Все, что было потом, Мария Денисовна по минутам перебирала в памяти, лежа в своей одинокой постели. И улыбалась. Потому что давно ей не было так комфортно в чужой квартире – с двумя симпатичными людьми, что изо всех сил пытались   сделать ее, Машу,  центром нежного внимания. Как раз она больше походила на именинницу, чем Иннокентий. После третьей рюмки действительно вкусного вина они отбросили отчества. Правда, на «ты» перейти не отважились.
                «Что же в этом Кеше  такого особенного?  – пыталась понять Мария Денисовна причину его обаяния еще там, за столом.  – Ну, ямочка на подбородке симпатичная, улыбка добрая…Ему бы детским врачом быть… Рост  удобный – чуть выше среднего… Спортивная фигура. Стрижка хорошая – все в меру»…
Вот это – « в меру» и было, пожалуй секретом обаяния. Когда он говорил,  Марии Денисовне хотелось смотреть на мелькающую ямочку на подбородке, слушать слегка глуховатый, какой-то домашний, голос.
                Поднимать глаза  выше его  носа с легкой горбинкой  она  не осмеливалась. Но когда Дина отвлекала внимание Иннокентия Валерьевича на себя,   Мария Денисовна смотрела на его высокий лоб,  свободный от русых волос, зачесанных назад, и на глаза – вроде бы обыкновенные, серые с прозеленью,  – таких много. Славянские глаза, да и весь облик именно славянский, думала она, мягкий, даже горбинка  на носу не вносит диссонанса, потому что заметна только в профиль.
                «Да, улыбается хорошо. Но… не для меня он, – уже погружаясь в сон, подумала Мария Денисовна,  и  тут же проснулась от четкой мысли, словно подсказанной кем-то со стороны: Дине он больше подходит».
                Она даже села, поморгала, окончательно трезвея от своей догадки: «Дине он тоже нравится!  Она хлопочет обо мне, а сама… Бедная Дина! Меня украшает,  меня  пристраивает…  Но ведь они даже внешне смотрятся рядом лучше! Как я, старая дура, сразу не поняла?!»

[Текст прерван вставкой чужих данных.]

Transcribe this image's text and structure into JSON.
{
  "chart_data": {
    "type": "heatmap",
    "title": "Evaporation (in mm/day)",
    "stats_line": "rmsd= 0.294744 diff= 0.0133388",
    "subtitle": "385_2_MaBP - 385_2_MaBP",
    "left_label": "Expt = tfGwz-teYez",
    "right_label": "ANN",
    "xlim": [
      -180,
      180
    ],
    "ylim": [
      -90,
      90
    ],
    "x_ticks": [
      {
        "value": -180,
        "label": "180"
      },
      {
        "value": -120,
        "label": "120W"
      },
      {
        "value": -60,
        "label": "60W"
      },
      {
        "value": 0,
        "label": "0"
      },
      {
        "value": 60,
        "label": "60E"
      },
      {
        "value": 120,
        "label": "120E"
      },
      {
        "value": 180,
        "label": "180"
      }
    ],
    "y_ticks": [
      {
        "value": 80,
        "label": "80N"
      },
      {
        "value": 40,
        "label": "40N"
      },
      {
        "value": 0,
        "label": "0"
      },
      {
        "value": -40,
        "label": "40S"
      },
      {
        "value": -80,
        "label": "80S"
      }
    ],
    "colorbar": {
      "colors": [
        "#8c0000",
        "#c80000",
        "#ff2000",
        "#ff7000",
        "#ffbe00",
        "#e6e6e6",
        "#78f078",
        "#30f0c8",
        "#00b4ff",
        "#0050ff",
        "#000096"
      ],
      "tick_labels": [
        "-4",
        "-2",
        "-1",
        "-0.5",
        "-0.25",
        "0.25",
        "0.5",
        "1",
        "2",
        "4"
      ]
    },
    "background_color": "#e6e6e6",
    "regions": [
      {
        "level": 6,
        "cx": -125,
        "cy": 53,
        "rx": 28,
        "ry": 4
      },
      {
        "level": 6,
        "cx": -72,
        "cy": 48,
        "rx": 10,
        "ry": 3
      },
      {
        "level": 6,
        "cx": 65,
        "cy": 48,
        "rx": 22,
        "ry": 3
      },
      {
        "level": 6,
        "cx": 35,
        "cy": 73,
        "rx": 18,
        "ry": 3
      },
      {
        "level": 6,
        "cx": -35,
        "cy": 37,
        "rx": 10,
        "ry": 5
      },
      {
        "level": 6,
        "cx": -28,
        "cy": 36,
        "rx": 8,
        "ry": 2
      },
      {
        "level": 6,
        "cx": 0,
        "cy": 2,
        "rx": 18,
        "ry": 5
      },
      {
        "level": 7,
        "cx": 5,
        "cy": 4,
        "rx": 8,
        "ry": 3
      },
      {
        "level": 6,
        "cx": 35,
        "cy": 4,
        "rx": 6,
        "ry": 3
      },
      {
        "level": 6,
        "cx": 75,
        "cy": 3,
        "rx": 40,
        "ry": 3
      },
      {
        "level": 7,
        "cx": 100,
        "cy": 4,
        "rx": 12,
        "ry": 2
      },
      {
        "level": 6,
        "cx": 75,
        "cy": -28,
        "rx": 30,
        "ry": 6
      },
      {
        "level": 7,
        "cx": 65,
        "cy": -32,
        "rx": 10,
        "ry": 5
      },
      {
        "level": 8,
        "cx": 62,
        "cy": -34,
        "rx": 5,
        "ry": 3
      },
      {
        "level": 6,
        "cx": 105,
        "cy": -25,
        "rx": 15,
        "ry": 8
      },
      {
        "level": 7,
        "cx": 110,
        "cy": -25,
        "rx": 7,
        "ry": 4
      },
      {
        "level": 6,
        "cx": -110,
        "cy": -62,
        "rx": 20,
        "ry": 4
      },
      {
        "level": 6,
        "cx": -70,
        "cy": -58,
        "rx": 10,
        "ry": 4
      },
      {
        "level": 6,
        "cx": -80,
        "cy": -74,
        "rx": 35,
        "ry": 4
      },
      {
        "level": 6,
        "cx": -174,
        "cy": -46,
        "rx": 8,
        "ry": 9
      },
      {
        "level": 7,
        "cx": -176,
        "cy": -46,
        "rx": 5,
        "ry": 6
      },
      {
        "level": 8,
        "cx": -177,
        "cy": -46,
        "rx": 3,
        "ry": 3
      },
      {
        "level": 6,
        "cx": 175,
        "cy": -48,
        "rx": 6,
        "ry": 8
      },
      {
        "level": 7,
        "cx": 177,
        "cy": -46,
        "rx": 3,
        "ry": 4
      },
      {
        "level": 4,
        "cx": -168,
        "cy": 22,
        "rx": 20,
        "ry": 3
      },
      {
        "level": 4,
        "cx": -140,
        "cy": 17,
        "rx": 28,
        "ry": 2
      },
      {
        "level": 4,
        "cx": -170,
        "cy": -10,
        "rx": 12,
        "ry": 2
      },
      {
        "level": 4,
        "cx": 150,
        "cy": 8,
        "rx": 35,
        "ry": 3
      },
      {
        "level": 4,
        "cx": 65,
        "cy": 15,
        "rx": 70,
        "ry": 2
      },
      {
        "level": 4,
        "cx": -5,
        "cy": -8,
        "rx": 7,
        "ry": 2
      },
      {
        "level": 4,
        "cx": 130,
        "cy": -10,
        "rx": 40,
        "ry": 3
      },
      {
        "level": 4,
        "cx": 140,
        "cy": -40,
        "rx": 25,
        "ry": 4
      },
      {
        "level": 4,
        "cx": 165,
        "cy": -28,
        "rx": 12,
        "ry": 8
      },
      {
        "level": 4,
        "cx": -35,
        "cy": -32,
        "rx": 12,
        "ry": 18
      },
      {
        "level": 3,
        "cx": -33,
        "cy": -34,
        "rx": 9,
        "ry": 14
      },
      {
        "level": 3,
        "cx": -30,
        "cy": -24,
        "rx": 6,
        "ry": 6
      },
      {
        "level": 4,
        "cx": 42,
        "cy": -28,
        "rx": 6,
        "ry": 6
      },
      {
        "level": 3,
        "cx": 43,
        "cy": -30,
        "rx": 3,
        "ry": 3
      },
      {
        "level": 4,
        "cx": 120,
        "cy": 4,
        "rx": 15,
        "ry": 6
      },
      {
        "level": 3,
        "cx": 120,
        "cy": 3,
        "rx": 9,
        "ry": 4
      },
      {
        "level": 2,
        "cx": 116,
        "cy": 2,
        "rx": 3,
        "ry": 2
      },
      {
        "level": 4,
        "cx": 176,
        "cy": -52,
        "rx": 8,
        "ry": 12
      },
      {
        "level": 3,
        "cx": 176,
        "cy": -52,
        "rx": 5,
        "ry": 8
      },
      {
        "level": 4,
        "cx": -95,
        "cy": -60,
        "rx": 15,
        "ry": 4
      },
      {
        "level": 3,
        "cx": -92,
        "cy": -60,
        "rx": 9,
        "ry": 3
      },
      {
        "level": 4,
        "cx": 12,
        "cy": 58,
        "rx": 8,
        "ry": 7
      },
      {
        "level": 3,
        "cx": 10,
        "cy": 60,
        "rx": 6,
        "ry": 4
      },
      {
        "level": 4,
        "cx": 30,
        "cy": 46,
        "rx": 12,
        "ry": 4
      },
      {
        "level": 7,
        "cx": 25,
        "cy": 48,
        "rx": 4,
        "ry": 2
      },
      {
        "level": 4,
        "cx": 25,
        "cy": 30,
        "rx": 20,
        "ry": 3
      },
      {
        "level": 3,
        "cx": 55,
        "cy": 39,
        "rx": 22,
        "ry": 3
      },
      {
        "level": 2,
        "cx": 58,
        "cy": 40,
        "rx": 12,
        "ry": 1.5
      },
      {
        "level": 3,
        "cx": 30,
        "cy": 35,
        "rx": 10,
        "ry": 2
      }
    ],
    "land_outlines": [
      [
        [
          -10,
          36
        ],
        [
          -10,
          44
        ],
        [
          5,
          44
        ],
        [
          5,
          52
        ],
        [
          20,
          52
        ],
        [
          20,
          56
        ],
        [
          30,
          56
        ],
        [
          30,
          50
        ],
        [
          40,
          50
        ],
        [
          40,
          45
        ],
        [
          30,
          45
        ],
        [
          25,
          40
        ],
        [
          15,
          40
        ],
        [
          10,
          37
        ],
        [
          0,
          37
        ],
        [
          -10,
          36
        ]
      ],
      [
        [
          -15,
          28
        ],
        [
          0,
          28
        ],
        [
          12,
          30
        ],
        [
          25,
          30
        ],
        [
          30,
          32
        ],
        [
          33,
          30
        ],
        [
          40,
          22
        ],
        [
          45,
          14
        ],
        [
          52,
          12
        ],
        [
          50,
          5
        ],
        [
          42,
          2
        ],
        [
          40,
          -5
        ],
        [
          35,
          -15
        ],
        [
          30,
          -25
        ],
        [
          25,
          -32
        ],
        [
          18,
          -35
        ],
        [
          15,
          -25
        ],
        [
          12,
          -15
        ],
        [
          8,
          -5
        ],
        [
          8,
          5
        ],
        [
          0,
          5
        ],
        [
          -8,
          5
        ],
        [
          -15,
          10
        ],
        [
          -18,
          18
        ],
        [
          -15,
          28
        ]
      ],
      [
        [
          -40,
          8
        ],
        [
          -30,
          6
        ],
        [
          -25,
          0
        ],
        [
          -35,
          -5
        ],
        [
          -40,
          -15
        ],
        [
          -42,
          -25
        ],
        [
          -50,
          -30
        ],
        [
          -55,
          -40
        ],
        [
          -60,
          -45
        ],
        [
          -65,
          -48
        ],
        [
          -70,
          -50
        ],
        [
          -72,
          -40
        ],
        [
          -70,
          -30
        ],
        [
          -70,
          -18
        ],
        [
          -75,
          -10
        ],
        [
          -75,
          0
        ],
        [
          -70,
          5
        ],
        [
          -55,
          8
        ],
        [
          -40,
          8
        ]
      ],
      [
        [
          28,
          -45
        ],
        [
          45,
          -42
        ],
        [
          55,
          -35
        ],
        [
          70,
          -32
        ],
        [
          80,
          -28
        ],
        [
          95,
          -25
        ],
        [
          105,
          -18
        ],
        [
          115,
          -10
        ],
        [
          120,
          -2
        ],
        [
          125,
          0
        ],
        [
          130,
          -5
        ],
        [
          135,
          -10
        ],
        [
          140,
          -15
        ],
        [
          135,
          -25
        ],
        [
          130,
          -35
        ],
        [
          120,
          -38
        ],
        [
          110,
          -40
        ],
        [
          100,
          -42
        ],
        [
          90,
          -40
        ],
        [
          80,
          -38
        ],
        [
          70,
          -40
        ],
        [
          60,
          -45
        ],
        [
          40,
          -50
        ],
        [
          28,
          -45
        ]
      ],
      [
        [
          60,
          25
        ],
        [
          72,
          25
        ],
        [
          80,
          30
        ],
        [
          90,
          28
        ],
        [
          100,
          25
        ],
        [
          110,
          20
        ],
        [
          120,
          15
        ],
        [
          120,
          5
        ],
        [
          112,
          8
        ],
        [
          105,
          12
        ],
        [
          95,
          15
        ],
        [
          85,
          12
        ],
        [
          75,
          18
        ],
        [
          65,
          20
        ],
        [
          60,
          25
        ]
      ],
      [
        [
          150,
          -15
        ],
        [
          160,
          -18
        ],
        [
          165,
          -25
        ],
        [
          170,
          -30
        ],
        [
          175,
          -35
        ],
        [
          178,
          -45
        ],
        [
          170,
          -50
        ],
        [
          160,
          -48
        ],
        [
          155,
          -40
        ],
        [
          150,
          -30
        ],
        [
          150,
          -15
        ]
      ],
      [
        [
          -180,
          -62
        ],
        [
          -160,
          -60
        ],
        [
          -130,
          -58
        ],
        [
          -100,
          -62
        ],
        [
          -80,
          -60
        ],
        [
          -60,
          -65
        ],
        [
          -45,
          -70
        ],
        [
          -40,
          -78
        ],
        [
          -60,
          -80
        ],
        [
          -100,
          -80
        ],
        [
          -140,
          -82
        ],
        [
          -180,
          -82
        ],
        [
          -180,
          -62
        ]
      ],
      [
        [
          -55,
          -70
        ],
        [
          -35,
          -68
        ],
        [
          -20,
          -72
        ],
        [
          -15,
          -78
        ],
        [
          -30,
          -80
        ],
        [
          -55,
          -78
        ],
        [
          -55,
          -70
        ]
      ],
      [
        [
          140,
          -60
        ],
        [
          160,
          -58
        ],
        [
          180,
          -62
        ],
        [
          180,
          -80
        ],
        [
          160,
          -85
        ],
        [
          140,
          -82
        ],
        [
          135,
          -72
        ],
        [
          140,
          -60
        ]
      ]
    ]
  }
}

                Теперь она  стала  вспоминать каждый жест и слово своей подруги уже после всего – когда вышли на улицу, запретив Иннокентию их провожать. Тот даже обиделся, пока Дина не успокоила его:
                – Нам надо еще посплетничать. Вы плохо знаете женщин!
                Он отпустил, махнув рукой.
                – Какой гармоничный мужик – этот Кеша! –  сразу же сказала Дина Семеновна, метко обобщив то неясное  ощущение, которое Мария Денисовна  пока еще не могла назвать словами.
                – Вот-вот, гармоничный, но «мужик»  – не о нем!
                – Не мужик он – джентльмен, ты права.
                Нет, ничего подозрительного в поведении  подруги Мария Денисовна сейчас не припомнила, но  решение было принято, и она уснула  с приятным чувством, что исправит положение, расставит по своим местам  шахматные фигурки. Она, правда, играть в шахматы  совершенно не умела,  по-детски представляя себе  такую картину:  пешки  лишь охраняют короля с королевой,   но не перебегают ему дорогу. И она, жалкая пешка, не должна  этого делать…
                Иннокентий Валерьевич  тоже не спал, пытаясь  разобраться в своих впечатлениях. Он вышел на свой небольшой  балкончик, постоял, глядя в нарядное небо  с тихо мерцающими звездами, усмехнулся, когда память прочла ему  с детства знакомые строчки:  « и звезда с звездою говорит»…
                «А ведь верно», – удивился он, вдруг осознав, что звезды не просто мерцают  – они действительно говорят  друг с другом! Они общаются! Это человек сделал их звездной картой, а они просто живут  в тесном единстве общего пространства! И подают  сигналы, подмигивая, улыбаясь от радости или   замирая от вселенского горя.
                Это был миг отрешенности от того, что стояло за плечами. Миг странного единения с целой Вселенной и одновременно – осознания своей отдельности,  пусть и  слишком  крошечной, чтобы Некто, все это великолепие создавший, мог его заметить.
                «Что это со мной?»– подумал Иннокентий Валерьевич, опуская глаза на собственные руки, вцепившиеся в перила.
                Очень бы расстроилась Дина Семеновна и удивилась бы Мария Денисовна, узнав, что последней мыслью его была  – лишенная всякой романтики: « Поздно что-то менять.  Дина  стену прошибет, задумав что-то, такие  мне никогда не нравились. Хотя внешне – интересная баба.  Маша –милый человечек. И женственна, хотя об этом не догадывается. Но за нею такой хвост несчастий тянется, что отогреть ее … силенок моих не хватит. Напрасно Дина  это сватовство затеяла».